Stage SIV aux Passagers du Vent – juin 2026. Par Stéphane et Philippe H.
Nous voulons tous les deux faire un stage SIV. Pour Stéphane, ce sera son deuxième et pour Philippe le premier. En février, nous nous inscrivons chez Freedome pour un stage autour d’un week-end mi-juin à Annecy. Quelques semaines plus tard, patatras : Freedome est contraint d’annuler le stage (il serait question de refus d’autorisation d’une mairie des bords du lac).
Coup de bol, nous retrouvons un stage aux mêmes dates, mais avec Les Passagers du Vent. Notre moniteur sera David Eyraud, bien connu pour sa chaîne Youtube « Le vrac de la semaine ».
La veille au soir du premier jour de stage, nous prenons nos quartiers au camping l’Horizon. Il est situé à 5 minutes à pied de l’école des Passagers du vent. C’est parfait, surtout vu l’intensité et la durée des journées SIV.

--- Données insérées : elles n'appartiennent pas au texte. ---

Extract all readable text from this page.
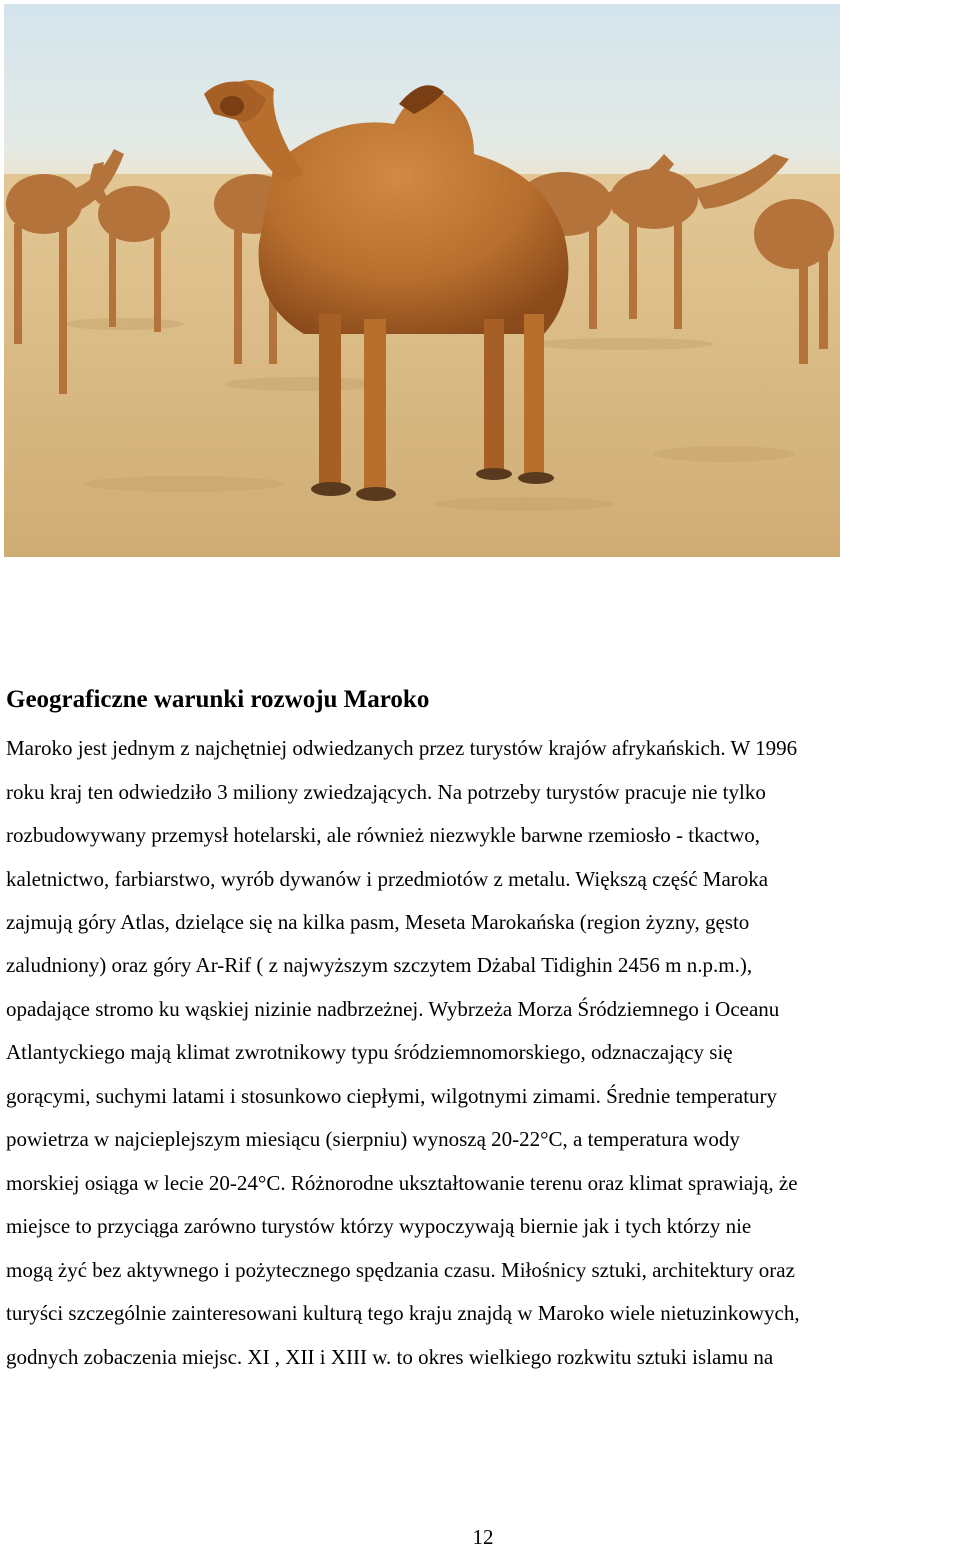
Geograficzne warunki rozwoju Maroko

Maroko jest jednym z najchętniej odwiedzanych przez turystów krajów afrykańskich. W 1996

roku kraj ten odwiedziło 3 miliony zwiedzających. Na potrzeby turystów pracuje nie tylko

rozbudowywany przemysł hotelarski, ale również niezwykle barwne rzemiosło - tkactwo,

kaletnictwo, farbiarstwo, wyrób dywanów i przedmiotów z metalu. Większą część Maroka

zajmują góry Atlas, dzielące się na kilka pasm, Meseta Marokańska (region żyzny, gęsto

zaludniony) oraz góry Ar-Rif ( z najwyższym szczytem Dżabal Tidighin 2456 m n.p.m.),

opadające stromo ku wąskiej nizinie nadbrzeżnej. Wybrzeża Morza Śródziemnego i Oceanu

Atlantyckiego mają klimat zwrotnikowy typu śródziemnomorskiego, odznaczający się

gorącymi, suchymi latami i stosunkowo ciepłymi, wilgotnymi zimami. Średnie temperatury

powietrza w najcieplejszym miesiącu (sierpniu) wynoszą 20-22°C, a temperatura wody

morskiej osiąga w lecie 20-24°C. Różnorodne ukształtowanie terenu oraz klimat sprawiają, że

miejsce to przyciąga zarówno turystów którzy wypoczywają biernie jak i tych którzy nie

mogą żyć bez aktywnego i pożytecznego spędzania czasu. Miłośnicy sztuki, architektury oraz

turyści szczególnie zainteresowani kulturą tego kraju znajdą w Maroko wiele nietuzinkowych,

godnych zobaczenia miejsc. XI , XII i XIII w. to okres wielkiego rozkwitu sztuki islamu na

12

Le SIV dure trois jours, et le soleil est prévu pour les trois jours ; par contre une prévision de vent de nord soutenu nous inquiète ; mais finalement, tout ira bien, moyennant quelques atterros dans une brise bien forte (30km/h et même plus, mais au moins, c’est laminaire).
Le premier jour du stage, nous avons rendez-vous à 7h30. Nous sommes 8 stagiaires, dont 3 suisses. Toute la matinée est consacrée au briefing et à la sécurité : définition de la zone d’évolution, consignes en cas de « splashdown », vérification des secours, consignes en cas de panne radio, et bien sûr, gestion des abatées. Quand on part pour le déco, le niveau de stress est bien monté.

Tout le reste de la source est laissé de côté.